Binary Heap as a Tree — Heap Property Visualization
Visualize a binary heap as a complete binary tree. Understand the max-heap and min-heap properties, heap operations, and how the array representation maps to tree structure.
Detailed Explanation
Binary Heap as a Tree
A binary heap is a complete binary tree that satisfies the heap property: in a max-heap, every parent is greater than or equal to its children; in a min-heap, every parent is less than or equal to its children.
Max-Heap Example
Tree view: Array: [90, 70, 80, 30, 50, 60, 40]
90
/ \
70 80
/ \ / \
30 50 60 40
Parent of i: floor((i-1)/2)
Left child of i: 2i + 1
Right child of i: 2i + 2
Min-Heap Example
10
/ \
20 15
/ \ / \
30 25 50 40
Every parent ≤ its children
Heap Operations
Insert (Bubble Up / Sift Up):
- Add the new element at the end (next available position)
- Compare with parent; if it violates the heap property, swap with parent
- Repeat until the property is restored or the root is reached
- Time: O(log n)
Extract Max/Min (Bubble Down / Sift Down):
- Remove the root (max or min element)
- Move the last element to the root position
- Compare with children; swap with the larger (max-heap) or smaller (min-heap) child
- Repeat until the property is restored
- Time: O(log n)
Heapify (Build Heap):
- Start from the last non-leaf node (index n/2 - 1)
- Sift down each node
- Time: O(n) — not O(n log n) due to the decreasing height of subtrees
Why Complete Binary Tree?
The complete binary tree structure ensures:
- Minimum height for the number of nodes: O(log n)

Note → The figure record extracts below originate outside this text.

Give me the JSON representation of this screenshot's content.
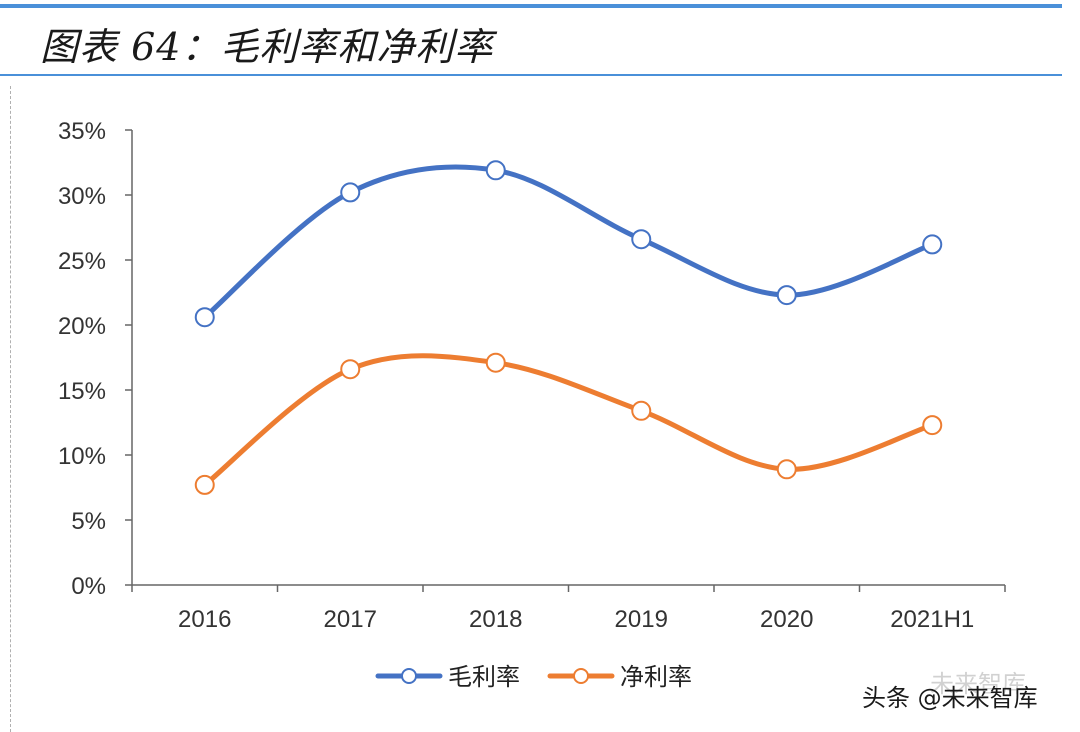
{
  "header": {
    "title": "图表 64：毛利率和净利率"
  },
  "chart_data": {
    "type": "line",
    "categories": [
      "2016",
      "2017",
      "2018",
      "2019",
      "2020",
      "2021H1"
    ],
    "series": [
      {
        "name": "毛利率",
        "color": "#4472c4",
        "values": [
          20.6,
          30.2,
          31.9,
          26.6,
          22.3,
          26.2
        ]
      },
      {
        "name": "净利率",
        "color": "#ed7d31",
        "values": [
          7.7,
          16.6,
          17.1,
          13.4,
          8.9,
          12.3
        ]
      }
    ],
    "yticks": [
      "35%",
      "30%",
      "25%",
      "20%",
      "15%",
      "10%",
      "5%",
      "0%"
    ],
    "ylim": [
      0,
      35
    ],
    "ytick_step": 5,
    "legend": "bottom",
    "grid": false
  },
  "watermark": {
    "text": "头条 @未来智库",
    "ghost_text": "未来智库",
    "icon": "wechat-icon"
  }
}
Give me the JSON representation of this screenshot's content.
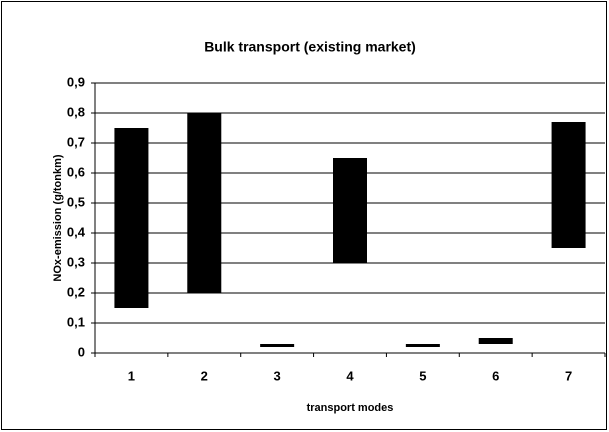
{
  "chart_data": {
    "type": "range-bar",
    "title": "Bulk transport (existing market)",
    "x_label": "transport modes",
    "y_label": "NOx-emission (g/tonkm)",
    "categories": [
      "1",
      "2",
      "3",
      "4",
      "5",
      "6",
      "7"
    ],
    "values": [
      [
        0.15,
        0.75
      ],
      [
        0.2,
        0.8
      ],
      [
        0.02,
        0.03
      ],
      [
        0.3,
        0.65
      ],
      [
        0.02,
        0.03
      ],
      [
        0.03,
        0.05
      ],
      [
        0.35,
        0.77
      ]
    ],
    "color": "#000000",
    "ylim": [
      0,
      0.9
    ],
    "yticks": [
      0,
      {
        "value": 0.1,
        "label": "0,1"
      },
      {
        "value": 0.2,
        "label": "0,2"
      },
      {
        "value": 0.3,
        "label": "0,3"
      },
      {
        "value": 0.4,
        "label": "0,4"
      },
      {
        "value": 0.5,
        "label": "0,5"
      },
      {
        "value": 0.6,
        "label": "0,6"
      },
      {
        "value": 0.7,
        "label": "0,7"
      },
      {
        "value": 0.8,
        "label": "0,8"
      },
      {
        "value": 0.9,
        "label": "0,9"
      }
    ],
    "grid": true
  }
}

- Efficient array representation with no wasted space
- O(1) access to the last element for insert/delete
Heap vs BST
| Property | Heap | BST |
|---|---|---|
| Ordering | Parent vs children only | Left < parent < right |
| Structure | Complete binary tree | Any shape |
| Find min/max | O(1) | O(h) |
| Search | O(n) | O(h) |
| Insert | O(log n) | O(h) |
Use Case
Binary heaps are used in priority queues (operating system task scheduling, event-driven simulation), heap sort (guaranteed O(n log n) in-place sorting), Dijkstra's shortest path algorithm, Huffman coding (building the optimal prefix code), and the median of a data stream problem (using a max-heap and min-heap together).